Kennedy got his first taste of fieldwork and ethnography with SFIS Professor of Practice Gregg Zachary. He further honed his research methods under the supervision of SFIS affiliate Barry Bozeman with a heavy emphasis on crunching numbers and developing models. Kennedy considers the two exceptional instructors as “yin to each other’s yang.” Leveraging SFIS’ strong links with other departments, Kennedy is an active collaborator with graduate students and faculty members at the School of Human Evolution and Social Change, the Decision Center for a Desert City (DCDC), and the School of Sustainable Engineering and the Built Environment (SSEBE).
Kennedy considers his progression as indicative of his experience as an HSD student. “Many of my stories are stories of confluence,” he observes. “Two or three things that initially seemed unrelated came together in exciting ways.” In his eyes, that is what SFIS is all about. He emphasizes the importance of taking advantage of every opportunity to go to meetings and conferences and then come back to the desk and see how the knowledge gained interacts with your own research. “You have to be able to play this game of expanding and coalescing while still being as productive as the people you see in the SFIS hallway.”

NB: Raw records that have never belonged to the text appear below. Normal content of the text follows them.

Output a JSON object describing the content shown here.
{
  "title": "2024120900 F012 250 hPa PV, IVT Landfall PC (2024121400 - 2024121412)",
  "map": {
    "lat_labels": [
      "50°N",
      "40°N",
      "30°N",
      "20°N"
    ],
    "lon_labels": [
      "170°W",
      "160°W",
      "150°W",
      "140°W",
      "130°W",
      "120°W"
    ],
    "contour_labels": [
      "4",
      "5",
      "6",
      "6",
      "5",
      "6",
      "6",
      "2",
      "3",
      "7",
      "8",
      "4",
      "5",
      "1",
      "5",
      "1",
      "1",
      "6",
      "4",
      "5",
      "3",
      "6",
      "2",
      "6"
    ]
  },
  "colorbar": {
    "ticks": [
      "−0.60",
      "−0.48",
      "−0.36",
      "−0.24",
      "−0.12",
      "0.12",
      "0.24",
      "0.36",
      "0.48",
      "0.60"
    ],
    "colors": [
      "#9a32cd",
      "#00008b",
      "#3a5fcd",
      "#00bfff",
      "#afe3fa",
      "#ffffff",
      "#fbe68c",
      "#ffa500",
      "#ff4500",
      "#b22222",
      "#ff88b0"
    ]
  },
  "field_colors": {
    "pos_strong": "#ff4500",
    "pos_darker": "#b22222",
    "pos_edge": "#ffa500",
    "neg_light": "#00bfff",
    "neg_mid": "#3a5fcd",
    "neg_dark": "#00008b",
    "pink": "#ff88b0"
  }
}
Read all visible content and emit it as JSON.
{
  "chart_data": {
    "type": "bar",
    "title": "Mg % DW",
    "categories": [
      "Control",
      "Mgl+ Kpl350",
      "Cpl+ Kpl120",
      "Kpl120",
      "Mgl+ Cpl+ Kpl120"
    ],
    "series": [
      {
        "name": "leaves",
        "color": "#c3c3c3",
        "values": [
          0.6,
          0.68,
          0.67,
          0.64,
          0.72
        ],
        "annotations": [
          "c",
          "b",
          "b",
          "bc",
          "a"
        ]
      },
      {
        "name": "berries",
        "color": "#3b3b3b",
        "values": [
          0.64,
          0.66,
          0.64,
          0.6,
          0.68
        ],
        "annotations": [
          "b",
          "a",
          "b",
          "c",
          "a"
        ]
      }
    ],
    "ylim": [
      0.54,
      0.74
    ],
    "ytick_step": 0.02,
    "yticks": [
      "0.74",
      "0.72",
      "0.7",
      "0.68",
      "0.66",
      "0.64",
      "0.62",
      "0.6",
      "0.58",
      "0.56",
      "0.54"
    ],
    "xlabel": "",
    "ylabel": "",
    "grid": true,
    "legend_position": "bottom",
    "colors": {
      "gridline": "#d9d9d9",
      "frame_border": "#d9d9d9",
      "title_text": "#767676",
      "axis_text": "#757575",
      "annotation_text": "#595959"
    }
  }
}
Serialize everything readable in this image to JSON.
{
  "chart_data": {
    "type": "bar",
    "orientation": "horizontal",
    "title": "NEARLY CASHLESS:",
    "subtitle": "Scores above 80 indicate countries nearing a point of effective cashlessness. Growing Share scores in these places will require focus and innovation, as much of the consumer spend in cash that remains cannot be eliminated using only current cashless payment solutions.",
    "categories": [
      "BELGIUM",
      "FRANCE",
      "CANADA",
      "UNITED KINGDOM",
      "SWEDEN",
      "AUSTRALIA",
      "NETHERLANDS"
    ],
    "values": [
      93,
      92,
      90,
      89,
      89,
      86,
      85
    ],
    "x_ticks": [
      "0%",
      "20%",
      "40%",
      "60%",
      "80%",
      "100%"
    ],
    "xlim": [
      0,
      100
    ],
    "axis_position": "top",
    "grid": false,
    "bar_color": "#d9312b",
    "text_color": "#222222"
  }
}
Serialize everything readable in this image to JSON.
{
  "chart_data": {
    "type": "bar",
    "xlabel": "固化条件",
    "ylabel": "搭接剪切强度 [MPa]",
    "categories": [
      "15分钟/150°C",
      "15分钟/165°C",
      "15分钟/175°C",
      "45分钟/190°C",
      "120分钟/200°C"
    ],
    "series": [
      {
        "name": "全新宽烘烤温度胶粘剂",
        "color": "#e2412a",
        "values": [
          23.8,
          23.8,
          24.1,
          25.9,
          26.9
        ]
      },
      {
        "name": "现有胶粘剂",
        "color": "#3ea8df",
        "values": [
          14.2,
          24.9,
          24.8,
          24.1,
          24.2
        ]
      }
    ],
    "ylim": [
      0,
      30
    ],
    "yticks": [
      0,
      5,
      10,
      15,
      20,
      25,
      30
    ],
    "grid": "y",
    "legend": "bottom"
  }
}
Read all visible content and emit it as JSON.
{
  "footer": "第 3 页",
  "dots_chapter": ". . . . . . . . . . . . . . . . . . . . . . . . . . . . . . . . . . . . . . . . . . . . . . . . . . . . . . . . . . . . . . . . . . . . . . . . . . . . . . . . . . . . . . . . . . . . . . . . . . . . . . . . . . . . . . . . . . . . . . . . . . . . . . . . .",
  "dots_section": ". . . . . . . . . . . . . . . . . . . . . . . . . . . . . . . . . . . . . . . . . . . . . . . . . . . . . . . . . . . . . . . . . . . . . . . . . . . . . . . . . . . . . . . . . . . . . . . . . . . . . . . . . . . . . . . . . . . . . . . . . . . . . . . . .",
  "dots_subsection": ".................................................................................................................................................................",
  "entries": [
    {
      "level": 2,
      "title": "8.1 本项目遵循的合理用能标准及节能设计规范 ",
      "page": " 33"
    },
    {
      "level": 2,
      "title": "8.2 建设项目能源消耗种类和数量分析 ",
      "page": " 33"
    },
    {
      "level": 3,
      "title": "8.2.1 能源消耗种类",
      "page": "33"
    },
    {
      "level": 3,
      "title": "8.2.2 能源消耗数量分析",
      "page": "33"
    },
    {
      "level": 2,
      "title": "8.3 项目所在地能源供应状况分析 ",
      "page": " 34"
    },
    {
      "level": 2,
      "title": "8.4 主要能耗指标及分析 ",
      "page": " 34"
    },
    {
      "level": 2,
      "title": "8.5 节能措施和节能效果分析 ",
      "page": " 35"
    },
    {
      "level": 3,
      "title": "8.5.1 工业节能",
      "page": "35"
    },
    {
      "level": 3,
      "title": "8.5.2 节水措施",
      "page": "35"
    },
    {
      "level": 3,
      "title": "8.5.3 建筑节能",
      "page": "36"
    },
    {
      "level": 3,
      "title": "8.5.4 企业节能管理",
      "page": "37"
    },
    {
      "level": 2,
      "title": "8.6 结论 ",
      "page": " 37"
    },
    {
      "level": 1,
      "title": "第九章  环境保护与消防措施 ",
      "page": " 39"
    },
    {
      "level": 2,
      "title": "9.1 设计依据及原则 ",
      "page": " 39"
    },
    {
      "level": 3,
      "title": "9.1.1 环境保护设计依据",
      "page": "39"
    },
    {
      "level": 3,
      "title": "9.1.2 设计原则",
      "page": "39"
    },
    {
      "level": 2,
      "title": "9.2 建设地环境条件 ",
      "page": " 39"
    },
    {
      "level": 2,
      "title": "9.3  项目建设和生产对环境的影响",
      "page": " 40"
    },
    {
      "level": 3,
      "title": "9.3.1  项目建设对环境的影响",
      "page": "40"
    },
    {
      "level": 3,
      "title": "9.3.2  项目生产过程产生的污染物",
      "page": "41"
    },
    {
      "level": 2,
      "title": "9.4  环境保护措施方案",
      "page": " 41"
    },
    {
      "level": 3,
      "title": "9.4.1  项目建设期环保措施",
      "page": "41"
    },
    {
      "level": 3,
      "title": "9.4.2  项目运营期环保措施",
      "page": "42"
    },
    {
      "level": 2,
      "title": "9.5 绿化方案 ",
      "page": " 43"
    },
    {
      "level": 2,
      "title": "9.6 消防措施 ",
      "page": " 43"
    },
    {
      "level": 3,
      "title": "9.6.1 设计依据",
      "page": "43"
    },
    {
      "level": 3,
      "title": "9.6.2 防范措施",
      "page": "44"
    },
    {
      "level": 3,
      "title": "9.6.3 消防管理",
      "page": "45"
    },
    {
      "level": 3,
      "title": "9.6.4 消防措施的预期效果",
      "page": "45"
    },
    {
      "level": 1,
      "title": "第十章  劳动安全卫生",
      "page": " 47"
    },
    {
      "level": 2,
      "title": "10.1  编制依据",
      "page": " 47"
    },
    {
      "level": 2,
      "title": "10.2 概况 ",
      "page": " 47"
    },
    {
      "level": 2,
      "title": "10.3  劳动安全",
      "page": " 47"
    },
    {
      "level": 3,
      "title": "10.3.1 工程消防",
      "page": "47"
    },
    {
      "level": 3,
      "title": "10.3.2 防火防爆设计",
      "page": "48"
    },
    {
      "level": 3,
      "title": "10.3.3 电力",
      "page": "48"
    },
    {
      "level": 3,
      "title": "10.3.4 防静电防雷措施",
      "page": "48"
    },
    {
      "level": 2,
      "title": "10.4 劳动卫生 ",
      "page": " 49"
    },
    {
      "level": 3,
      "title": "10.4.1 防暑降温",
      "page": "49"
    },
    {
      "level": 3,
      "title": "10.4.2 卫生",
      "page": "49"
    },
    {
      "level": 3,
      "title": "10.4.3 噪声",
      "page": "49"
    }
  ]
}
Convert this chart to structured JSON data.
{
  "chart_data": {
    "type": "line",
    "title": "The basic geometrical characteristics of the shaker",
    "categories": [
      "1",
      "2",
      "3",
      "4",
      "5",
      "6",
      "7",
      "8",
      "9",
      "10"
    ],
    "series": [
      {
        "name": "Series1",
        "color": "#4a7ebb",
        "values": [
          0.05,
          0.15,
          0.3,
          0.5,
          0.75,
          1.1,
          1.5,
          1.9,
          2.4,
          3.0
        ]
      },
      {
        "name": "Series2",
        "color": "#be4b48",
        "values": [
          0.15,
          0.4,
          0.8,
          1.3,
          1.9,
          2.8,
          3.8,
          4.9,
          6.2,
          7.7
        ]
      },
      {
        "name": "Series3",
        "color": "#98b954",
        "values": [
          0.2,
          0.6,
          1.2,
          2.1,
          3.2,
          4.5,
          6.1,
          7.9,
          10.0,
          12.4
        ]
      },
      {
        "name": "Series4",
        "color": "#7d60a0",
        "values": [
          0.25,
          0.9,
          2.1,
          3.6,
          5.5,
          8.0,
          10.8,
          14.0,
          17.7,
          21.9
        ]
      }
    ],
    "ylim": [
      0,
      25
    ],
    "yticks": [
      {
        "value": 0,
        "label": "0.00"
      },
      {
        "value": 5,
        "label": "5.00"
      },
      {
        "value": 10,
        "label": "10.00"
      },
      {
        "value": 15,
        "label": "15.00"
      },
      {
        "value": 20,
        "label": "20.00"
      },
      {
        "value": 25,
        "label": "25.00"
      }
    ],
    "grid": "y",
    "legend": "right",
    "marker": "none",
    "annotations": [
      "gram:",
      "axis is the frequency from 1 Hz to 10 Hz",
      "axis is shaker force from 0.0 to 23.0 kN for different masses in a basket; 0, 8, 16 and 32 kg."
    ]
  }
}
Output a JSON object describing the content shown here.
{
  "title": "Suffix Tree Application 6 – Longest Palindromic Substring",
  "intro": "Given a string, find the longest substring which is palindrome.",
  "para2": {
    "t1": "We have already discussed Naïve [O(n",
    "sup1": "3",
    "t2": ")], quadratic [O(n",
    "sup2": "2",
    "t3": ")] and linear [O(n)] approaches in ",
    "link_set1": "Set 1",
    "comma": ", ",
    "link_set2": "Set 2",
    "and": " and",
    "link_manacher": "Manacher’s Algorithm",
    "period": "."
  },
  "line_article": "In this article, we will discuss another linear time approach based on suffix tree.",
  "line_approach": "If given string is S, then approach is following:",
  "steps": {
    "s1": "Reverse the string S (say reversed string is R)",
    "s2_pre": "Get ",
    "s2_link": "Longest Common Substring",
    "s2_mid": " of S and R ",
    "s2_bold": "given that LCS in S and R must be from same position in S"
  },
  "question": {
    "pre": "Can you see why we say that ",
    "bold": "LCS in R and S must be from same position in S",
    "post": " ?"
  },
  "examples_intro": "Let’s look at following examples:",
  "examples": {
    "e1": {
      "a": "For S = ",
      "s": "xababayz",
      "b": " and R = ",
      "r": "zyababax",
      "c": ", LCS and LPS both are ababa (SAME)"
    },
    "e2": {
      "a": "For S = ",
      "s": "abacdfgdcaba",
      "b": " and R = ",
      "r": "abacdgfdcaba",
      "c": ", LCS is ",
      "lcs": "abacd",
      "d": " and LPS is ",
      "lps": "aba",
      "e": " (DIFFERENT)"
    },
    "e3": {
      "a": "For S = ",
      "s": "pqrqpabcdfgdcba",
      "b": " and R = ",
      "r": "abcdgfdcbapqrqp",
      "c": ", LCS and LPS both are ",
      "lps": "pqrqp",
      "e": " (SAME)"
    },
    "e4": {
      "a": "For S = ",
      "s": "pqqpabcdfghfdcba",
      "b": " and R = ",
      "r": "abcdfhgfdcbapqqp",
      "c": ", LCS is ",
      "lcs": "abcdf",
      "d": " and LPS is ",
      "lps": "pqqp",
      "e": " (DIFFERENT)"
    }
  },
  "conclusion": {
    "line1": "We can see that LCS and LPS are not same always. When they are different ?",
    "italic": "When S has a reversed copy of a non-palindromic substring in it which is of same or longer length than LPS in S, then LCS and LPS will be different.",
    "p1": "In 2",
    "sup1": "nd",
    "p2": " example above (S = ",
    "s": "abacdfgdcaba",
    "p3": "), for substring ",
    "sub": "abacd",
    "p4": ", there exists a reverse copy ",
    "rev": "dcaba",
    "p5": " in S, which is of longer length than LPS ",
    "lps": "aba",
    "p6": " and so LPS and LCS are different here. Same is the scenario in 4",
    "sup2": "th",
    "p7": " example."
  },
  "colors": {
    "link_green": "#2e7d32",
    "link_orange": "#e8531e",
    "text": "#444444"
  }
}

A look at everything Kennedy has achieved already proves that he’s played that game well. He received a three-year doctoral fellowship from Canada’s Social Sciences and Humanities Research Council (SSHRC). Like fellow HSD student Michael Burnham-Fink and CSPO director and SFIS faculty member Dan Sarewitz, Kennedy was a Generation Fellow with the Breakthrough Institute. He has presented and conducted research in places as far flung as Australia, Italy, China, Qatar, and Wales. Somehow, in the midst of all that, he has managed to get several years of fieldwork under his belt and has continued to volunteer his time in acts of public service.
For Kennedy, one of SFIS’ strengths is the ability to prepare researchers for a wide variety of career paths. Alongside academic careers, Kennedy is also interested in working in public service or policy-related think tanks.